We use building consent data at a city and district level to break down WPIP data from the six “super-regions” published by Stats NZ. We also use these WPIP estimates to break down RMC data from the 12 “regions” published by Stats NZ to a city and district level.

Chart 2 shows the areas with the largest estimated growth in RMC usage over the last 30 years. These districts are generally ones that have experienced strong population growth, driving a surge in housing and associated infrastructure, although Ōtorohanga provides an example of a specific large project (Waikeria Prison) affecting recent RMC estimates. The increased unaffordability of housing and land constraints in the largest urban areas is reflected in the population spread into many of the areas shown in Chart 2.

We have also taken this opportunity to re-estimate our forecasting model for RMC volumes. Our model had previously not included infrastructure activity as an explanatory variable, primarily because of the limited availability of infrastructure data at a regional level. However, we’ve now incorporated infrastructure data in our nationwide model, as well as testing the usefulness of regional infrastructure estimates in our 12 regional models of RMC volumes.

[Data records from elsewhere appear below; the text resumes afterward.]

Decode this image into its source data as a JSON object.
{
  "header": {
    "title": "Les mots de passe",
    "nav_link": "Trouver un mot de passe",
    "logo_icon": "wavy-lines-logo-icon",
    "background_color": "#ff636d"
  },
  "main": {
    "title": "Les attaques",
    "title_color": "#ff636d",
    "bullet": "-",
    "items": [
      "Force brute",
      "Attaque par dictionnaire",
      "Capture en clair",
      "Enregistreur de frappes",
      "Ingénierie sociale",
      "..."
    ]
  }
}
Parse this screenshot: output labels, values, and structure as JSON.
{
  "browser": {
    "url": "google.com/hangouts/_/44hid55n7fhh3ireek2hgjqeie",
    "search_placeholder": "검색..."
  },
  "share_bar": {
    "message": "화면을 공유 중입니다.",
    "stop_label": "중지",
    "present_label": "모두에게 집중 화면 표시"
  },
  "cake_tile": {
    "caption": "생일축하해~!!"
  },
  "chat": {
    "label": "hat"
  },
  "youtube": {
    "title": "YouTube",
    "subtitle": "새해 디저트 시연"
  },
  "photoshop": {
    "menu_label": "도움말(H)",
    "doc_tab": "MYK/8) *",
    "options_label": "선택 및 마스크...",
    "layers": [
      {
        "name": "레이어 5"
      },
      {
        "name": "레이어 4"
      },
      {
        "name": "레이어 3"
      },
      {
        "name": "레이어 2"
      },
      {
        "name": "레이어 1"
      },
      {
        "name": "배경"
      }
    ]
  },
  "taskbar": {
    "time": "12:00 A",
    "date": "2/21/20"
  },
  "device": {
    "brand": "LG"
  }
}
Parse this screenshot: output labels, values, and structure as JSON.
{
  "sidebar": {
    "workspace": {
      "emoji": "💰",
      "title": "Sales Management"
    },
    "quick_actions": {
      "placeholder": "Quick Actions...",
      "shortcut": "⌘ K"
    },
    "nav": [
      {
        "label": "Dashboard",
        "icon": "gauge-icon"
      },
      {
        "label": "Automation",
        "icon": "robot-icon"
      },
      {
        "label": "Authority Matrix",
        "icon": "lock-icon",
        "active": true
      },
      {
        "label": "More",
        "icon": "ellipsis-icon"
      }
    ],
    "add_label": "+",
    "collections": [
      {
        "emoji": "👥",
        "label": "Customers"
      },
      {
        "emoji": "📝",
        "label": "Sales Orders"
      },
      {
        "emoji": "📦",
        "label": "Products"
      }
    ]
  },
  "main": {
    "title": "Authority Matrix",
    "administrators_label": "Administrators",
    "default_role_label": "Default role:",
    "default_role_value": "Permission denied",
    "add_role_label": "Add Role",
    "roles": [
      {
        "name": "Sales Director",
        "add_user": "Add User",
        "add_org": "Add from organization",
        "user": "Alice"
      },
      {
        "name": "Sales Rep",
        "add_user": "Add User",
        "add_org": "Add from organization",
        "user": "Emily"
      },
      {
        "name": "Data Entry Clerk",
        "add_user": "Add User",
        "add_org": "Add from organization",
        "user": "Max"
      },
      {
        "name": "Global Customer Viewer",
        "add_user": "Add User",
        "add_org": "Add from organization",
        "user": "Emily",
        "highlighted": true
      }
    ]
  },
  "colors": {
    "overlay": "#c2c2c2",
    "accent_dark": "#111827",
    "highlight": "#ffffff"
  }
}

At a regional level, infrastructure data has generally proved to be of limited value because of the lack of information on quarter-to-quarter movements in infrastructure – the variation in our regional estimates is based on June year data from our Infrastructure Pipeline Profile. However, the quarterly nationwide data has driven an adjustment in our national RMC model, reducing the importance of non-residential building in our modelling. Chart 3 compares our updated model with the previously modelled figures published in our July update of our Regional Construction Outlook.

We will use our updated model in our next set of RMC forecasts, which will be published in October. We will also monitor future RMC data releases to get a better understanding of construction activity trends, with June quarter data set to be published by Stats NZ on 10 August.